The city of 9/11 remains a stranger to the war against the Islamic State which is taking place in the Arab world and affecting Europe.
Arriving in New York from Jerusalem means discovering that America feels remote and detached from the ongoing war against the Islamic State of Caliph Abu Bakr al-Baghdadi which is taking place in the Arab world and affecting Europe. In midtown diners, people aren’t talking about the jihadi, the Queens and Brooklyn radio shows don’t mention the Islamic State group, in Times Square’s subway stations, anti-terrorist squads are not visible as a deterrent, at dinners with friends, people are talking about the super-fast “5G” Internet and “Via” – the new car-sharing app competing with Uber – and the most common reference to the war on terrorism is the widespread pride for the reopening of Greenwich Street, the last area of the former Ground Zero to be reopened to traffic. In the city which was attacked by al-Qaida on Sept. 11, 2001 triggering the West’s military response against Osama bin Laden’s jihadi, the caliph’s terrifying decapitators are pretty much unknown.
If you’re coming from the Middle East, this means suddenly immersing yourself in a cold, distant and detached world. Fourteen years ago, New York was at the forefront of the response to terrorism, but it is now way back behind the lines. In Beirut’s Hamra district, fear is looming over the arrival of the jihadi; in Cairo’s markets police inspect any suspicious object or person; in Amman, the caliph’s flags appear on the periphery; in Gaza, the leaders of Hamas must defend themselves from the Salaphite competition; in Rabat, anti-Islamic State imams are being trained; and on the Golan Heights, Israeli soldiers are 30 meters (about 98 feet) from the black flags of the Nusra Front, an offshoot of al-Qaida.

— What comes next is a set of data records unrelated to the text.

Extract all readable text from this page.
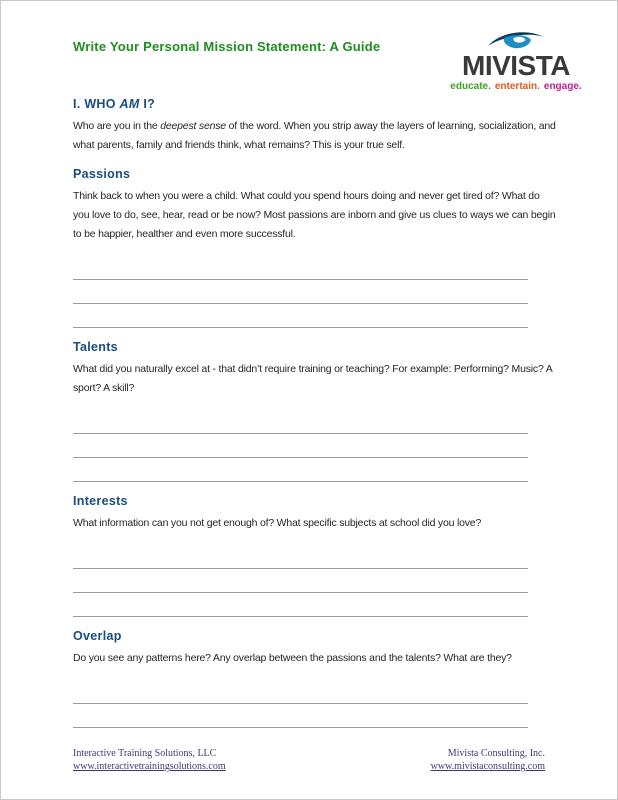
Write Your Personal Mission Statement: A Guide
I. WHO AM I?

Who are you in the deepest sense of the word. When you strip away the layers of learning, socialization, and what parents, family and friends think, what remains? This is your true self.

Passions

Think back to when you were a child. What could you spend hours doing and never get tired of? What do you love to do, see, hear, read or be now? Most passions are inborn and give us clues to ways we can begin to be happier, healther and even more successful.

Talents

What did you naturally excel at - that didn’t require training or teaching? For example: Performing? Music? A sport? A skill?

Interests

What information can you not get enough of? What specific subjects at school did you love?

Overlap

Do you see any patterns here? Any overlap between the passions and the talents? What are they?

MIVISTA
educate. entertain. engage.
Interactive Training Solutions, LLC
www.interactivetrainingsolutions.com
Mivista Consulting, Inc.
www.mivistaconsulting.com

But in New York’s think tanks, most attention is focused on Vladimir Putin’s strategic aggression and the global interests of Beijing, the main media channels sluggishly talk about Hillary and Jeb Bush ready for 2016, in the meeting places of Central Park West, everyone’s talking about Alibaba’s CEO, Jack Ma, who has invested $23 million in the Adirondack Mountains, and U.N.-accredited Arab journalists ask for news from their home countries as if they were asking about a different planet.
When you come across terrorism analysts and experts who deal with the issue of the caliph by debating whether to use the acronym “ISIS or ISIL,” you get a first-hand sense of the astronomical distance from a world which is less than a 10-hour flight away, where everyone knows that the name behind the barbarism is “Daesh” and the debate is about what to do: defend oneself, submit oneself, or escape. What counts for New Yorkers are the polemics about the mayor, Bill de Blasio, the rebirth of Roosevelt Island, digital jewelry and a new season of individual rights, from legalization of gay marriage to the relentless fight over segregation. This is why America does not really feel the conflict with the jihadi, not only compared to the Middle East and the Maghreb where it’s unfolding, but also compared to Europe, which has become the new frontier for the war.
What is most astounding is Times Square. Compared to the Piazza San Pietro, Trafalgar Square or the Place de la Republique, it shows signs of undoing history in relation to 9/11. After the attack on the twin towers and for more than 10 years, the heart of Manhattan was the litmus test for the collective defense against terrorism: signs saying “If you see something, say something,” the herculean super-cops with special body armor, agents everywhere and above all, passers-by, the ordinary people who played key roles in the constant search for possible threats, Now it all seems to be archived, with the return to an apparent normality, while the threat has become reality in the squares of major European cities, where alarm and fear prevail over the Islamic State group jihadi in action; recruiting, roaming and planning brutal carnage.
These threats are still real even for the United States, as demonstrated by the jihadi in Minnesota, but it’s a topic for limited groups of super-experts. The result is that the West has swapped roles since 9/11: America was first in line against al-Qaida and Osama bin Laden, and now it is Europe against the caliph. It’s not at all surprising that the White House and the Pentagon are the key players in the fluctuating and contradictory choices being made against the Islamic State group; they represent and convey a country which doesn’t feel the war. And so it’s down to European leaders to take on the responsibility of guiding the West in this new phase of taking on the jihadi.